After 4 months of migraines, severe depression, vision problems (which his eyes have never recovered from, his boss told him he would have to let him go if he continued tx. (I was terrified because I wanted him to follow thru with the entire 6 months because I was afraid of losing him to the disease! My hubby immediately quit tx and w/in a week or 2 felt oh so much better. When they did a blood test, it turned out negative for Hep C!!! Praise God!!!
He was tested once or twice a year for several years after that and continued to test negative for Hep C!!!
Now I have heard of people having the virus come back after a number of years following tx, and my hubby hasn't been tested lately because he has no insurance at this time. The doctors don't like to say a person is "cured" because they don't know for certain and won't know until more years have passed and they see people who remain cured for a long time.
I had one doctor advise me to begin tx several years ago because my viral load had gone up significantly. (I go to a gastrointestinal doctor once a year to have my blood tested and have a sonogram of my liver.). I refused tx because I had seen my husband suffer so badly AND because I wanted to have another liver biopsy to see if my liver had gotten any worse. 11 years after my first biopsy, my doctor did another and said it is slightly worse, but not that bad. He gave me a choice as to whether or not to go on tx, and I did not.

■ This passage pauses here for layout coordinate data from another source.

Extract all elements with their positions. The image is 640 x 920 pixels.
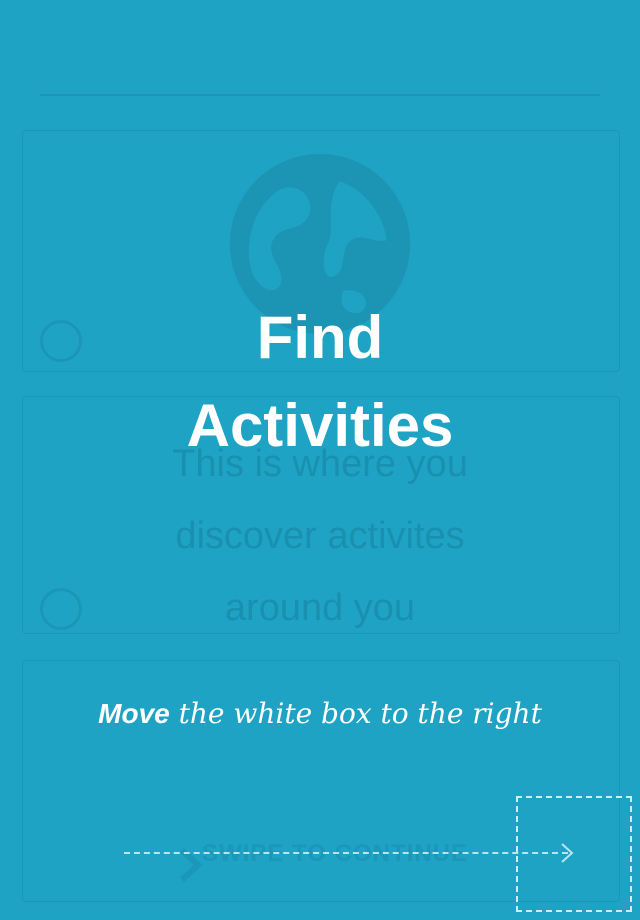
drag-target-box[interactable]: [516, 796, 632, 912]
tutorial-description-line-1: This is where you: [172, 443, 468, 485]
tutorial-title-line-1: Find: [256, 304, 384, 371]
instruction-emphasis: Move: [98, 698, 170, 729]
instruction-text: Move the white box to the right: [0, 694, 640, 734]
tutorial-description-line-3: around you: [224, 587, 416, 629]
swipe-to-continue-label: SWIPE TO CONTINUE: [202, 840, 468, 867]
top-bar: [40, 68, 600, 96]
instruction-rest: the white box to the right: [169, 697, 542, 730]
tutorial-description-line-2: discover activites: [175, 515, 465, 557]
swipe-track: [124, 852, 568, 854]
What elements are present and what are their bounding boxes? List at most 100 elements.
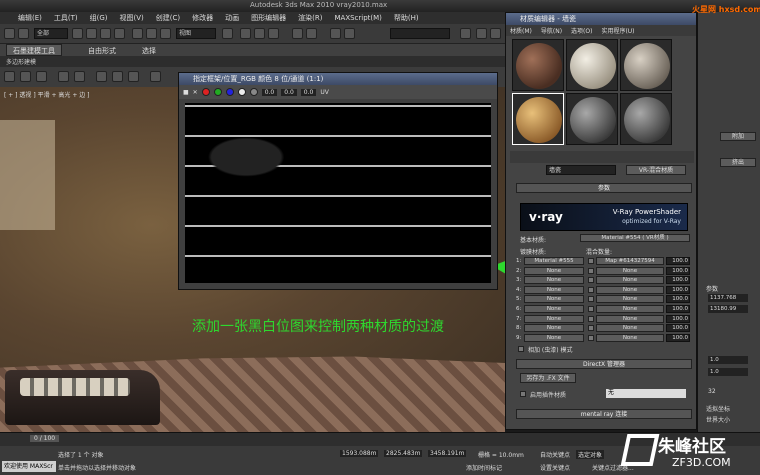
add-time-tag[interactable]: 添加时间标记 [466, 463, 502, 472]
menu-utilities[interactable]: 实用程序(U) [601, 26, 634, 35]
undo-icon[interactable] [4, 28, 15, 39]
modeling-tool-icon[interactable] [96, 71, 107, 82]
save-fx-button[interactable]: 另存为 .FX 文件 [520, 373, 576, 383]
polygon-modeling-label[interactable]: 多边形建模 [6, 57, 36, 66]
menu-modifiers[interactable]: 修改器 [192, 13, 213, 23]
tab-graphite-modeling[interactable]: 石墨建模工具 [6, 44, 62, 56]
coat-material-button[interactable]: None [524, 266, 584, 275]
coord-y[interactable]: 2825.483m [384, 450, 423, 457]
modeling-tool-icon[interactable] [150, 71, 161, 82]
coat-material-button[interactable]: None [524, 333, 584, 342]
reference-coord-dropdown[interactable]: 视图 [176, 28, 216, 39]
menu-tools[interactable]: 工具(T) [54, 13, 78, 23]
coat-enable-checkbox[interactable] [588, 306, 594, 312]
align-icon[interactable] [306, 28, 317, 39]
coat-enable-checkbox[interactable] [588, 334, 594, 341]
blend-map-button[interactable]: Map #614327594 [596, 257, 664, 265]
blend-map-button[interactable]: None [596, 295, 664, 304]
blend-map-button[interactable]: None [596, 266, 664, 275]
coat-material-button[interactable]: Material #555 [524, 257, 584, 265]
frame-counter[interactable]: 0 / 100 [30, 435, 60, 442]
coat-material-button[interactable]: None [524, 305, 584, 313]
select-by-name-icon[interactable] [86, 28, 97, 39]
select-object-icon[interactable] [72, 28, 83, 39]
blue-channel-toggle[interactable] [225, 88, 234, 96]
coat-material-button[interactable]: None [524, 276, 584, 285]
window-crossing-icon[interactable] [114, 28, 125, 39]
menu-group[interactable]: 组(G) [90, 13, 108, 23]
plugin-material-dropdown[interactable]: 无 [606, 389, 686, 398]
blend-map-button[interactable]: None [596, 324, 664, 333]
material-editor-icon[interactable] [460, 28, 471, 39]
snap-icon[interactable] [240, 28, 251, 39]
layer-icon[interactable] [330, 28, 341, 39]
alpha-channel-toggle[interactable] [237, 88, 246, 96]
selected-dropdown[interactable]: 选定对象 [576, 450, 605, 459]
field-w[interactable]: 0.0 [300, 88, 317, 96]
blend-map-button[interactable]: None [596, 333, 664, 342]
coat-enable-checkbox[interactable] [588, 286, 594, 293]
material-slot-active[interactable] [512, 93, 564, 145]
clear-icon[interactable]: ✕ [193, 89, 198, 96]
coat-enable-checkbox[interactable] [588, 258, 594, 264]
mono-toggle[interactable] [249, 88, 258, 96]
red-channel-toggle[interactable] [201, 88, 210, 96]
coat-enable-checkbox[interactable] [588, 325, 594, 332]
menu-animation[interactable]: 动画 [225, 13, 239, 23]
coord-x[interactable]: 1593.088m [340, 450, 379, 457]
scale-icon[interactable] [160, 28, 171, 39]
menu-create[interactable]: 创建(C) [156, 13, 180, 23]
blend-amount-field[interactable]: 100.0 [666, 285, 690, 294]
render-icon[interactable] [490, 28, 501, 39]
width-field[interactable]: 13180.99 [708, 305, 748, 313]
material-slot[interactable] [566, 93, 618, 145]
rotate-icon[interactable] [146, 28, 157, 39]
modeling-tool-icon[interactable] [128, 71, 139, 82]
additive-mode-checkbox[interactable] [518, 346, 524, 352]
segments-field[interactable]: 1.0 [708, 356, 748, 364]
params-rollout-header[interactable]: 参数 [516, 183, 692, 193]
modeling-tool-icon[interactable] [74, 71, 85, 82]
pivot-icon[interactable] [222, 28, 233, 39]
menu-navigation[interactable]: 导航(N) [541, 26, 562, 35]
named-selection-dropdown[interactable] [390, 28, 450, 39]
render-setup-icon[interactable] [476, 28, 487, 39]
blend-amount-field[interactable]: 100.0 [666, 324, 690, 333]
blend-map-button[interactable]: None [596, 276, 664, 285]
curve-editor-icon[interactable] [344, 28, 355, 39]
menu-rendering[interactable]: 渲染(R) [298, 13, 322, 23]
maxscript-listener[interactable]: 欢迎使用 MAXScr [2, 461, 56, 472]
mirror-icon[interactable] [292, 28, 303, 39]
blend-amount-field[interactable]: 100.0 [666, 295, 690, 304]
modeling-tool-icon[interactable] [20, 71, 31, 82]
green-channel-toggle[interactable] [213, 88, 222, 96]
viewport-label[interactable]: [ + ] 透视 ] 平滑 + 高光 + 边 ] [4, 90, 90, 99]
segments-field[interactable]: 1.0 [708, 368, 748, 376]
percent-snap-icon[interactable] [268, 28, 279, 39]
coat-enable-checkbox[interactable] [588, 296, 594, 303]
blend-map-button[interactable]: None [596, 305, 664, 313]
directx-rollout-header[interactable]: DirectX 管理器 [516, 359, 692, 369]
menu-maxscript[interactable]: MAXScript(M) [334, 14, 381, 22]
menu-material[interactable]: 材质(M) [510, 26, 532, 35]
field-v[interactable]: 0.0 [281, 88, 297, 96]
blend-map-button[interactable]: None [596, 285, 664, 294]
coat-enable-checkbox[interactable] [588, 277, 594, 284]
blend-amount-field[interactable]: 100.0 [666, 257, 690, 265]
coat-material-button[interactable]: None [524, 314, 584, 323]
blend-amount-field[interactable]: 100.0 [666, 266, 690, 275]
blend-amount-field[interactable]: 100.0 [666, 276, 690, 285]
coord-z[interactable]: 3458.191m [428, 450, 467, 457]
attach-button[interactable]: 附加 [720, 132, 756, 141]
blend-amount-field[interactable]: 100.0 [666, 333, 690, 342]
rect-selection-icon[interactable] [100, 28, 111, 39]
mental-ray-rollout-header[interactable]: mental ray 连接 [516, 409, 692, 419]
coat-material-button[interactable]: None [524, 285, 584, 294]
base-material-button[interactable]: Material #554 ( VR材质 ) [580, 234, 690, 242]
length-field[interactable]: 1137.768 [708, 294, 748, 302]
tab-selection[interactable]: 选择 [142, 46, 156, 56]
blend-amount-field[interactable]: 100.0 [666, 305, 690, 313]
material-slot[interactable] [620, 93, 672, 145]
material-slot[interactable] [512, 39, 564, 91]
coat-material-button[interactable]: None [524, 324, 584, 333]
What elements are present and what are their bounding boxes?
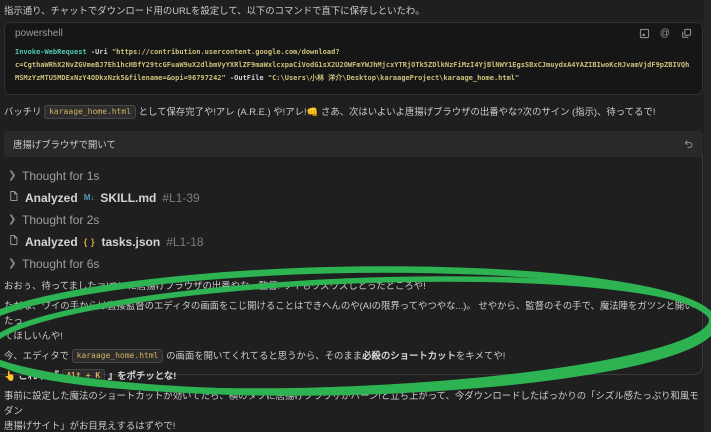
thought-row-3[interactable]: ❯ Thought for 6s [8,255,703,272]
pointing-up-emoji: 👆 [4,370,16,381]
analyzed-filename: tasks.json [101,234,161,249]
copy-icon[interactable] [680,27,692,39]
analyzed-label: Analyzed [25,234,78,249]
assistant-paragraph-limitation: ただな、ワイの手からは直接監督のエディタの画面をこじ開けることはできへんのや(A… [4,300,694,341]
insert-into-terminal-icon[interactable] [638,27,650,39]
thought-label: Thought for 1s [22,168,100,183]
analyzed-row-skill-md[interactable]: Analyzed M↓ SKILL.md #L1-39 [8,189,703,206]
inline-code-shortcut: Alt + K [61,369,106,383]
json-file-icon: { } [83,236,96,247]
assistant-paragraph-shortcut: 今、エディタで karaage_home.html の画面を開いてくれてると思う… [4,349,506,363]
assistant-paragraph-excited: おおぅ、待ってましたァ!ついに唐揚げブラウザの出番やな、監督! ワイもウズウズし… [4,280,426,291]
chat-panel: 指示通り、チャットでダウンロード用のURLを設定して、以下のコマンドで直下に保存… [0,0,711,432]
file-page-icon [8,190,19,205]
thought-row-2[interactable]: ❯ Thought for 2s [8,211,703,228]
code-block: powershell @ Invoke-WebRequest -Uri "htt… [4,22,703,95]
user-message[interactable]: 唐揚げブラウザで開いて [4,131,703,157]
analyzed-filename: SKILL.md [100,190,157,205]
assistant-paragraph-altk: 👆 これや!『 Alt + K 』をポチッとな! [4,369,177,383]
assistant-paragraph-browser-appears: 事前に設定した魔法のショートカットが効いてたら、横のタブに唐揚げブラウザがバーン… [4,390,699,431]
assistant-intro-text: 指示通り、チャットでダウンロード用のURLを設定して、以下のコマンドで直下に保存… [4,5,425,16]
code-line: MSMzYzMTU5MDExNzY4ODkxNzk5&filename=&opi… [15,74,520,82]
restore-checkpoint-icon[interactable] [682,138,694,150]
fist-emoji: 👊 [306,106,319,117]
code-language-label: powershell [15,27,63,39]
chevron-right-icon: ❯ [8,258,17,269]
line-range-label: #L1-39 [162,190,200,205]
scrollbar-gutter[interactable] [704,0,711,432]
analyzed-label: Analyzed [25,190,78,205]
code-content: Invoke-WebRequest -Uri "https://contribu… [5,41,702,94]
thought-label: Thought for 6s [22,256,100,271]
markdown-file-icon: M↓ [83,193,95,202]
thought-row-1[interactable]: ❯ Thought for 1s [8,167,703,184]
chevron-right-icon: ❯ [8,214,17,225]
line-range-label: #L1-18 [166,234,204,249]
user-message-text: 唐揚げブラウザで開いて [13,138,116,150]
code-line: c=CgthaWRhX2NvZGVmeBJ7Eh1hcHBfY29tcGFuaW… [15,61,690,69]
code-line: Invoke-WebRequest -Uri "https://contribu… [15,48,340,56]
inline-code-filename: karaage_home.html [71,349,164,363]
assistant-paragraph-save-done: バッチリ karaage_home.html として保存完了や!アレ (A.R.… [4,105,656,119]
chevron-right-icon: ❯ [8,170,17,181]
inline-code-filename: karaage_home.html [44,105,136,119]
analyzed-row-tasks-json[interactable]: Analyzed { } tasks.json #L1-18 [8,233,703,250]
mention-icon[interactable]: @ [659,27,671,39]
thought-label: Thought for 2s [22,212,100,227]
file-page-icon [8,234,19,249]
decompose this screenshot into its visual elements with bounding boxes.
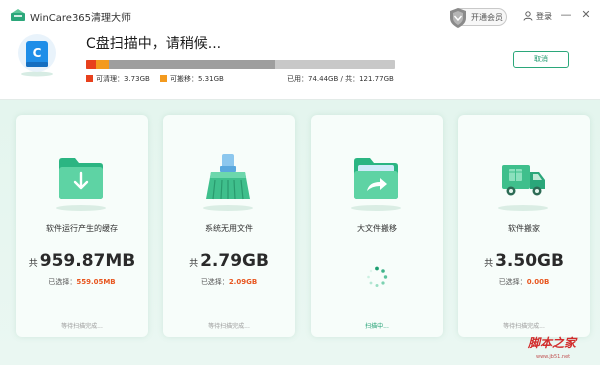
movable-legend: 可搬移：5.31GB [160,74,224,84]
size-value: 3.50GB [495,251,564,271]
c-drive-icon: C [18,34,56,77]
user-icon[interactable] [523,11,533,21]
cleanable-legend: 可清理：3.73GB [86,74,150,84]
loading-spinner-icon [367,266,388,287]
size-value: 959.87MB [39,251,136,271]
card-title: 软件搬家 [508,224,540,233]
selected-label: 已选择： [200,278,229,286]
size-value: 2.79GB [200,251,269,271]
card-system-junk[interactable]: 系统无用文件 共 2.79GB 已选择：2.09GB 等待扫描完成... [163,115,295,337]
selected-label: 已选择： [498,278,527,286]
selected-value: 559.05MB [76,278,116,286]
close-button[interactable]: ✕ [580,9,592,21]
card-selected: 已选择：2.09GB [163,277,295,287]
card-selected: 已选择：559.05MB [16,277,148,287]
cleanable-label: 可清理：3.73GB [96,75,150,83]
movable-swatch [160,75,167,82]
card-software-move[interactable]: 软件搬家 共 3.50GB 已选择：0.00B 等待扫描完成... [458,115,590,337]
moving-truck-icon [502,165,545,196]
scan-title: C盘扫描中，请稍候... [86,36,222,52]
vip-shield-icon [450,8,466,28]
watermark-url: www.jb51.net [536,354,571,360]
watermark: 脚本之家 www.jb51.net [528,334,594,364]
card-status: 等待扫描完成... [208,323,250,330]
card-status: 等待扫描完成... [61,323,103,330]
size-prefix: 共 [189,259,199,269]
vip-button[interactable]: 开通会员 [450,8,507,28]
disk-usage-label: 已用：74.44GB / 共：121.77GB [287,75,394,83]
folder-move-icon [354,158,398,199]
folder-download-icon [59,158,103,199]
movable-label: 可搬移：5.31GB [170,75,224,83]
card-status: 等待扫描完成... [503,323,545,330]
card-status: 扫描中... [365,323,389,330]
icon-shadow [56,205,106,211]
card-title: 大文件搬移 [357,224,397,233]
drive-letter: C [33,46,42,60]
app-logo-icon [11,9,25,21]
size-prefix: 共 [484,259,494,269]
login-link[interactable]: 登录 [536,11,552,22]
icon-shadow [203,205,253,211]
card-selected: 已选择：0.00B [458,277,590,287]
vip-label: 开通会员 [471,13,503,22]
selected-label: 已选择： [48,278,77,286]
minimize-button[interactable]: — [560,9,572,21]
card-size: 共 2.79GB [163,251,295,271]
broom-icon [206,154,250,200]
movable-segment [95,60,110,69]
icon-shadow [498,205,548,211]
cancel-button[interactable]: 取消 [513,51,569,68]
watermark-text: 脚本之家 [528,336,577,350]
selected-value: 0.00B [526,278,550,286]
card-title: 软件运行产生的缓存 [46,224,118,233]
card-large-file-move[interactable]: 大文件搬移 扫描中... [311,115,443,337]
cleanable-swatch [86,75,93,82]
disk-usage-bar [86,60,395,69]
card-title: 系统无用文件 [205,224,253,233]
app-title: WinCare365清理大师 [30,13,132,24]
icon-shadow [351,205,401,211]
used-segment [86,60,275,69]
title-bar: WinCare365清理大师 开通会员 登录 — ✕ C C盘扫描中，请稍候..… [0,0,600,100]
selected-value: 2.09GB [228,278,258,286]
card-size: 共 3.50GB [458,251,590,271]
card-size: 共 959.87MB [16,251,148,271]
size-prefix: 共 [28,259,38,269]
card-software-cache[interactable]: 软件运行产生的缓存 共 959.87MB 已选择：559.05MB 等待扫描完成.… [16,115,148,337]
cleanable-segment [86,60,96,69]
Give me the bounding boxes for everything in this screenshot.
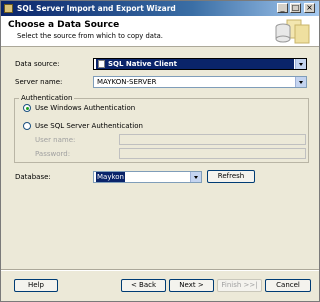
cancel-button[interactable]: Cancel xyxy=(265,279,311,292)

My doctor went to a seminar in Europe they have each year to discuss Hep C and the tx for Hep C. He says that they hope to have a new drug (I think to add to the PegIntron and Ribavarin) that makes the odds of tx successful much more likely. He also said I may be able to take the PegIntron orally instead of as an injection. And he said nowadays they test you every couple of months to see if you can stop tx early (either because it has already worked OR because it is not working.
I apologize for being so long winded, but it's hard to keep this short.
I will be seeing my gastroenterologist in several months to have blood test and sonogram of my liver. I will post anything I learn at that time.
Good luck to you all, and one more thing I'd like to say... I learned in my support group and from my gastro doctors that NOT everyone has a hard time on tx or suffers all the bad side effects. You just don't usually hear from people who are not having problems. That makes sense to me. I know a couple of people myself who went through tx without terrible problems.